Pimientos de Padron is classic Galician tapas treat. Ten years ago it was a rarity in the Bay Area, a small bag would set you back fifteen to twenty bucks. Happy Quail Farms in East Palo Alto was the first source I found locally. Soon, seeds and seedlings were being sold and given out (my friend Dan--aka Mr. Heirloom Tomatoes--gave me a couple) so I just started to grow my own. Hey, it's legal!

As the name indicates, pimientos de Padron originated in the historic town of Padron in the province of Galicia located in northwestern Spain above Portugal and off the Atlantic coast. It has been a great delicacy there for centuries, and it made the town famous throughout Spain for such an invaluable contribution to tapas. The folks in Padron celebrate their great capsicum with an annual gastronomic fiesta every first Saturday of August. 3,000 kilos of the celebrated peppers are cooked by the townspeople and served with corn bread and chorizos, washed down with copas of Rioja.

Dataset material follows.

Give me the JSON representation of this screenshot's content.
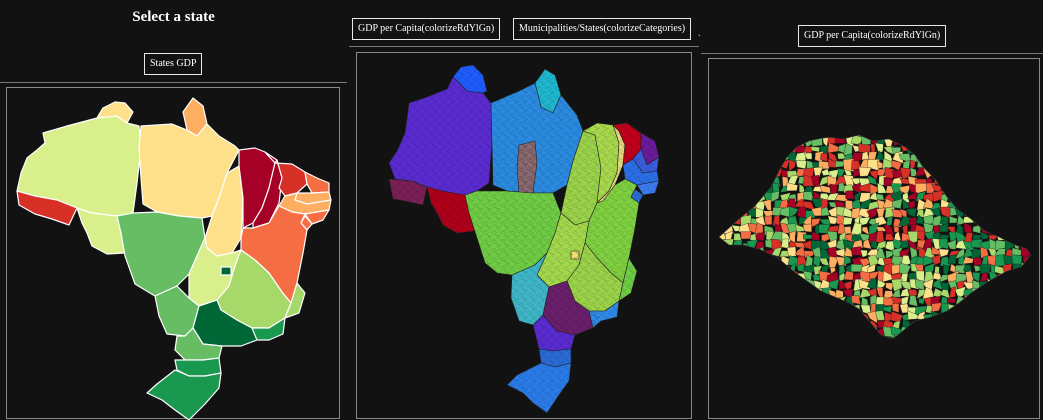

But what's the big deal about these chili peppers? Well, aside from tasting great, there's a burning surprise that awaits you when you munch on these. Most taste mild, but one in a few will set fire to your mouth. So the pleasure in eating these peppers is a kind of devious or kinky gastronomy. Of course, terroir is everything. The peppers that come from Padron is really intense in flavor, but the ones we grow here locally is milder but still delicious. My EarthBox sitting on the porch, with a southwest exposure, filled with organic soil from Sloat provides good terroir.

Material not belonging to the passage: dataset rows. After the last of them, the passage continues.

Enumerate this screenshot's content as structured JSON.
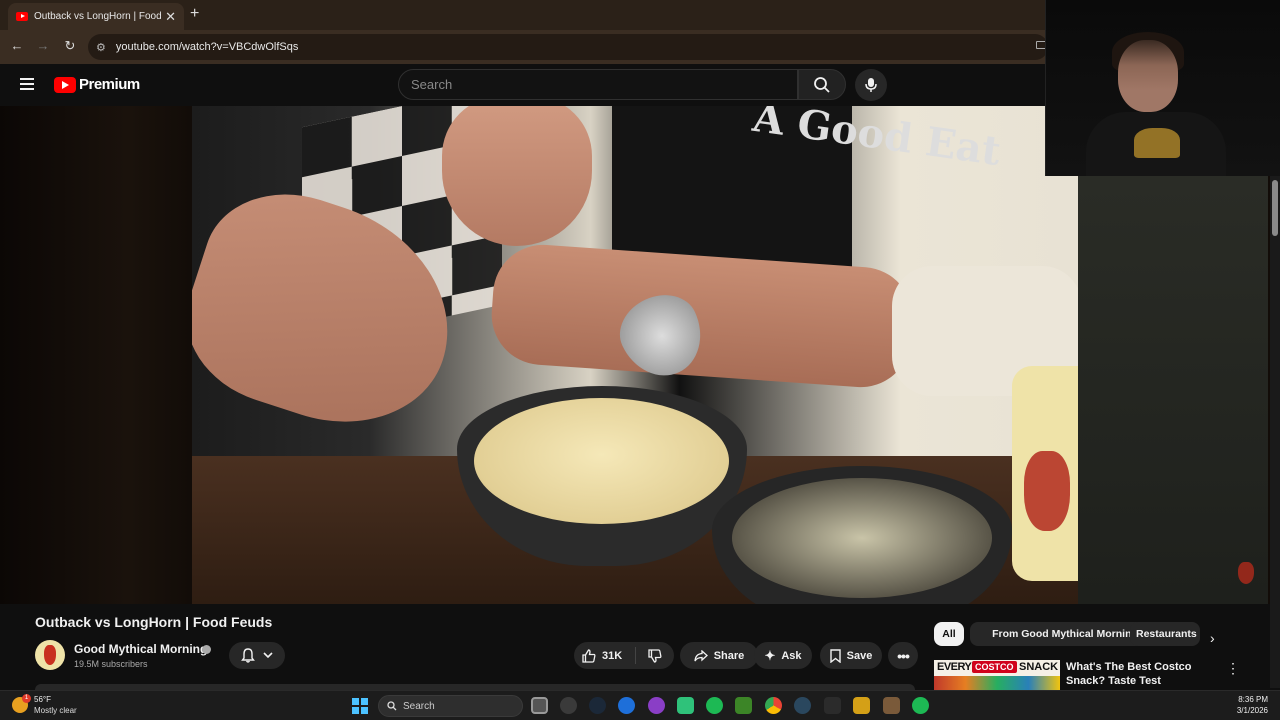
{
  "browser": {
    "tab_title": "Outback vs LongHorn | Food Fe",
    "url": "youtube.com/watch?v=VBCdwOlfSqs"
  },
  "youtube": {
    "logo_text": "Premium",
    "search_placeholder": "Search"
  },
  "video": {
    "shirt_text": "A Good Eat"
  },
  "watch": {
    "title": "Outback vs LongHorn | Food Feuds",
    "channel_name": "Good Mythical Morning",
    "subscribers": "19.5M subscribers",
    "like_count": "31K",
    "share_label": "Share",
    "ask_label": "Ask",
    "save_label": "Save"
  },
  "sidebar": {
    "chips": [
      "All",
      "From Good Mythical Morning",
      "Restaurants"
    ],
    "recommendation": {
      "title": "What's The Best Costco Snack? Taste Test",
      "thumb_word1": "EVERY",
      "thumb_word2": "COSTCO",
      "thumb_word3": "SNACK"
    }
  },
  "taskbar": {
    "weather_temp": "56°F",
    "weather_desc": "Mostly clear",
    "weather_badge": "1",
    "search_placeholder": "Search",
    "time": "8:36 PM",
    "date": "3/1/2026"
  },
  "colors": {
    "youtube_red": "#ff0000",
    "background": "#0f0f0f",
    "pill": "#272727"
  }
}
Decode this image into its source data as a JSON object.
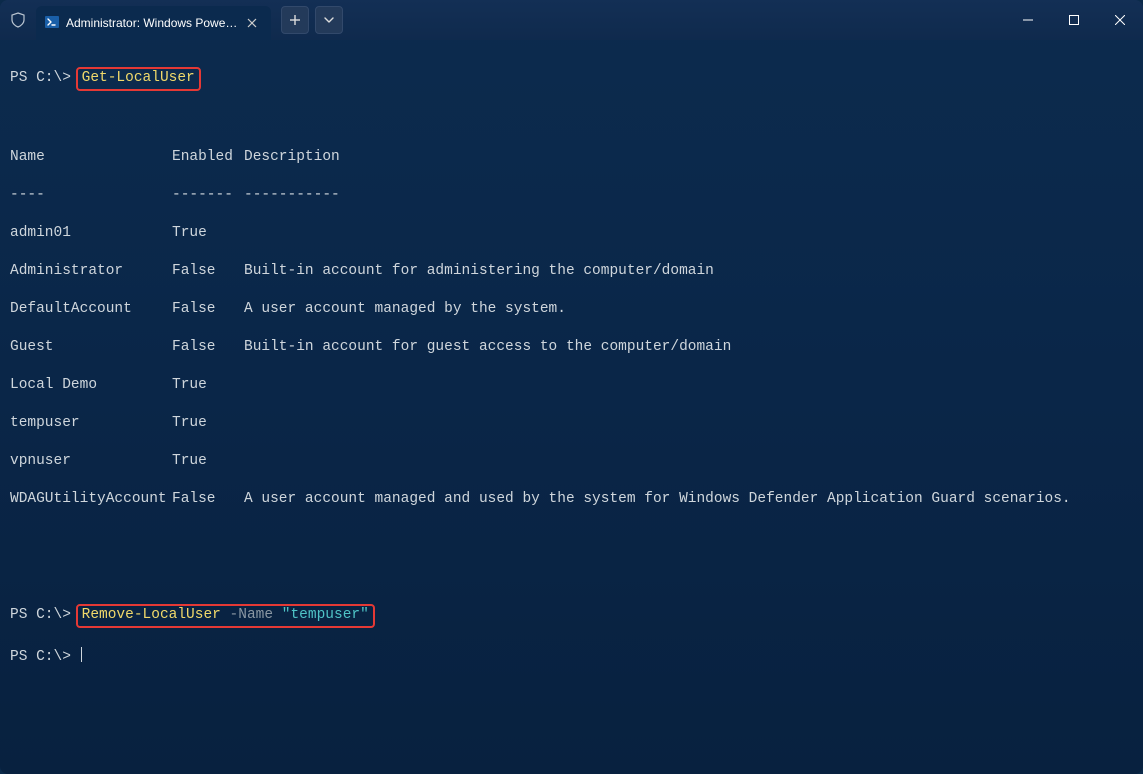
{
  "window": {
    "tab_title": "Administrator: Windows Powe…",
    "active": true
  },
  "prompt": "PS C:\\>",
  "commands": {
    "cmd1": "Get-LocalUser",
    "cmd2_cmdlet": "Remove-LocalUser",
    "cmd2_param": " -Name ",
    "cmd2_value": "\"tempuser\""
  },
  "table": {
    "header": {
      "name": "Name",
      "enabled": "Enabled",
      "description": "Description"
    },
    "divider": {
      "name": "----",
      "enabled": "-------",
      "description": "-----------"
    },
    "rows": [
      {
        "name": "admin01",
        "enabled": "True",
        "description": ""
      },
      {
        "name": "Administrator",
        "enabled": "False",
        "description": "Built-in account for administering the computer/domain"
      },
      {
        "name": "DefaultAccount",
        "enabled": "False",
        "description": "A user account managed by the system."
      },
      {
        "name": "Guest",
        "enabled": "False",
        "description": "Built-in account for guest access to the computer/domain"
      },
      {
        "name": "Local Demo",
        "enabled": "True",
        "description": ""
      },
      {
        "name": "tempuser",
        "enabled": "True",
        "description": ""
      },
      {
        "name": "vpnuser",
        "enabled": "True",
        "description": ""
      },
      {
        "name": "WDAGUtilityAccount",
        "enabled": "False",
        "description": "A user account managed and used by the system for Windows Defender Application Guard scenarios."
      }
    ]
  }
}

Aside from pimiento, Galicia produces marvelous wines from local grape varietals. This being a cool-climate area, Galicia produces Spain's greatest white wine in Albariño. An Albariño that knocked my socks off is the Leirana from Forja del Salnes. It is made from vines 40-years-old planted on a ridge of sand and granite soils. The vines yield an extremely small crop, just 2 kilos per vine for a total of 500 cases of wine! We are fortunate to sell a few bottles of it at Vineyard Gate.

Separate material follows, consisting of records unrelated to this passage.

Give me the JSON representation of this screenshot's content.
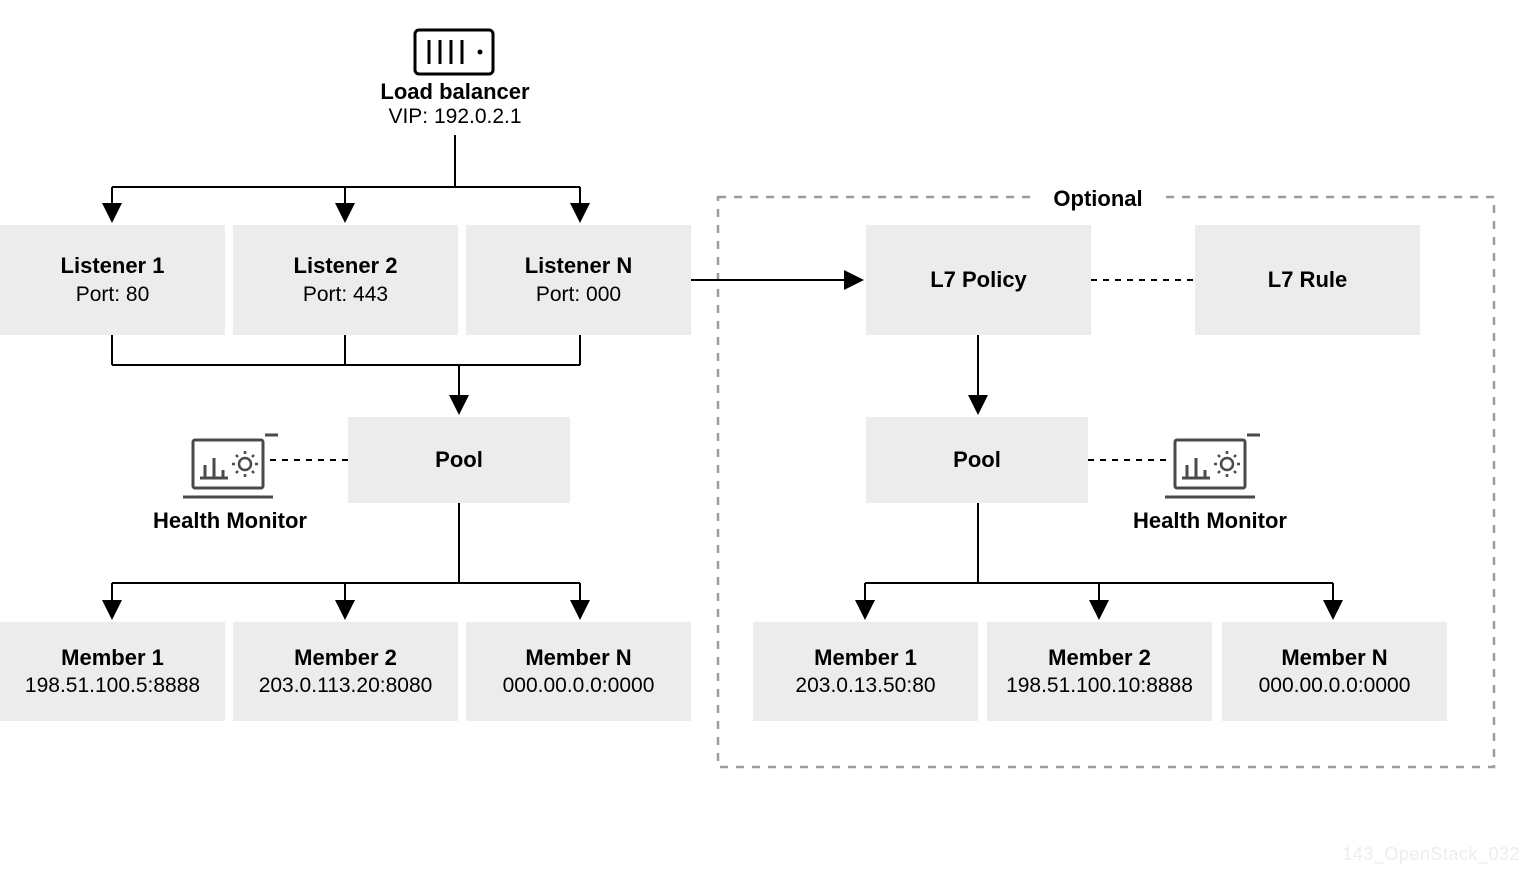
{
  "loadBalancer": {
    "title": "Load balancer",
    "sub": "VIP: 192.0.2.1"
  },
  "listeners": [
    {
      "title": "Listener 1",
      "sub": "Port: 80"
    },
    {
      "title": "Listener 2",
      "sub": "Port: 443"
    },
    {
      "title": "Listener N",
      "sub": "Port: 000"
    }
  ],
  "poolLeft": {
    "title": "Pool"
  },
  "healthMonitorLeft": {
    "label": "Health Monitor"
  },
  "membersLeft": [
    {
      "title": "Member 1",
      "sub": "198.51.100.5:8888"
    },
    {
      "title": "Member 2",
      "sub": "203.0.113.20:8080"
    },
    {
      "title": "Member N",
      "sub": "000.00.0.0:0000"
    }
  ],
  "optional": {
    "label": "Optional"
  },
  "l7policy": {
    "title": "L7 Policy"
  },
  "l7rule": {
    "title": "L7 Rule"
  },
  "poolRight": {
    "title": "Pool"
  },
  "healthMonitorRight": {
    "label": "Health Monitor"
  },
  "membersRight": [
    {
      "title": "Member 1",
      "sub": "203.0.13.50:80"
    },
    {
      "title": "Member 2",
      "sub": "198.51.100.10:8888"
    },
    {
      "title": "Member N",
      "sub": "000.00.0.0:0000"
    }
  ],
  "watermark": "143_OpenStack_032"
}
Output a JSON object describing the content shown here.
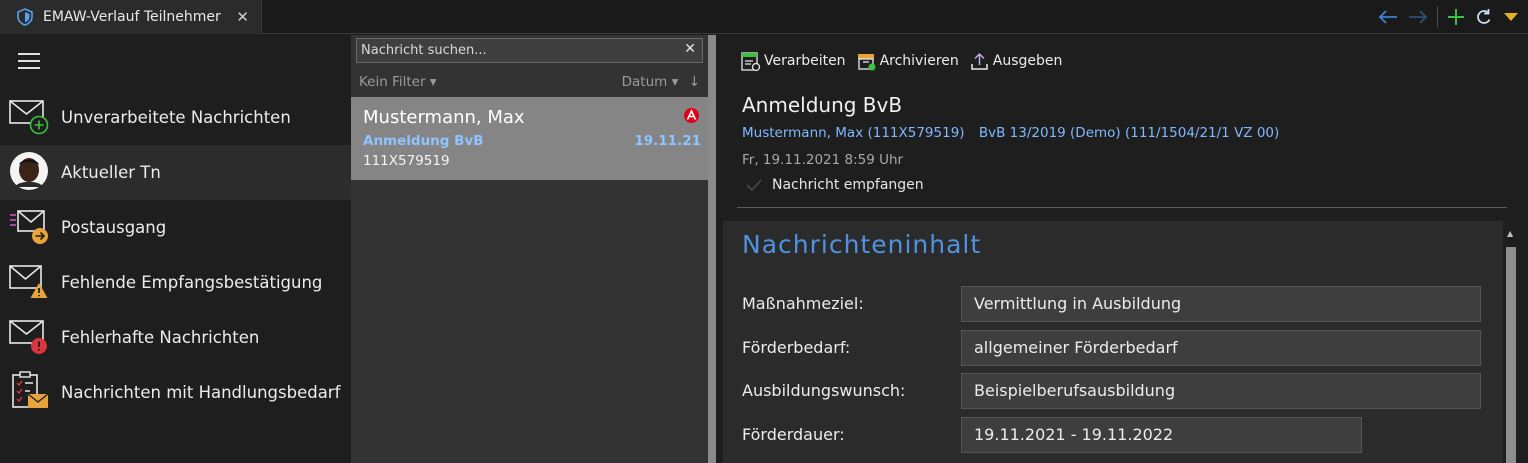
{
  "window": {
    "tab_title": "EMAW-Verlauf Teilnehmer",
    "close_glyph": "✕",
    "tab_icon": "shield-icon",
    "tools": [
      "arrow-left-icon",
      "arrow-right-icon",
      "plus-icon",
      "refresh-icon",
      "triangle-down-icon"
    ]
  },
  "sidebar": {
    "menu_icon": "hamburger-icon",
    "items": [
      {
        "label": "Unverarbeitete Nachrichten",
        "icon": "mail-add-icon",
        "active": false
      },
      {
        "label": "Aktueller Tn",
        "icon": "avatar",
        "active": true
      },
      {
        "label": "Postausgang",
        "icon": "mail-outgoing-icon",
        "active": false
      },
      {
        "label": "Fehlende Empfangsbestätigung",
        "icon": "mail-warning-icon",
        "active": false
      },
      {
        "label": "Fehlerhafte Nachrichten",
        "icon": "mail-error-icon",
        "active": false
      },
      {
        "label": "Nachrichten mit Handlungsbedarf",
        "icon": "clipboard-mail-icon",
        "active": false
      }
    ]
  },
  "list": {
    "search": {
      "placeholder": "Nachricht suchen...",
      "value": "",
      "clear_glyph": "✕"
    },
    "filter": {
      "label": "Kein Filter ▾",
      "sort_label": "Datum ▾",
      "sort_arrow": "↓"
    },
    "messages": [
      {
        "name": "Mustermann, Max",
        "subject": "Anmeldung BvB",
        "date": "19.11.21",
        "id": "111X579519",
        "selected": true
      }
    ]
  },
  "detail": {
    "toolbar": {
      "process_label": "Verarbeiten",
      "archive_label": "Archivieren",
      "export_label": "Ausgeben"
    },
    "subject": "Anmeldung BvB",
    "participant": "Mustermann, Max (111X579519)",
    "course": "BvB 13/2019 (Demo) (111/1504/21/1 VZ 00)",
    "datetime": "Fr, 19.11.2021 8:59 Uhr",
    "status": "Nachricht empfangen",
    "content": {
      "title": "Nachrichteninhalt",
      "fields": [
        {
          "label": "Maßnahmeziel:",
          "value": "Vermittlung in Ausbildung"
        },
        {
          "label": "Förderbedarf:",
          "value": "allgemeiner Förderbedarf"
        },
        {
          "label": "Ausbildungswunsch:",
          "value": "Beispielberufsausbildung"
        },
        {
          "label": "Förderdauer:",
          "value": "19.11.2021 - 19.11.2022"
        }
      ]
    }
  },
  "colors": {
    "accent_blue": "#4f92e2",
    "link_blue": "#7fb8ff",
    "green": "#3fbf3f",
    "orange": "#e8a33a",
    "red": "#d9363e"
  }
}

Mencia is the great red wine of Galicia. In Bierzo, Alvaro Palacios has made this wine world famous, and almost as expensive as his legendary Priorat wines. However, it is in Ribeira Sacra, specifically in the subzone of Amandi, where Mencia verges on the sublime. Pedro M. Rodriguez Perez of Guimaro crafts elegant Mencia wines from steep terraced vineyards that he restored from antiquity. His flagship Mencia from old vines (viñas viejas) is another rarity that we sell at Vineyard Gate. This exalted wine offers fabulous concentration and graceful, layered flavors that cascade endlessly like the breathtaking terraces of the mountain vineyards.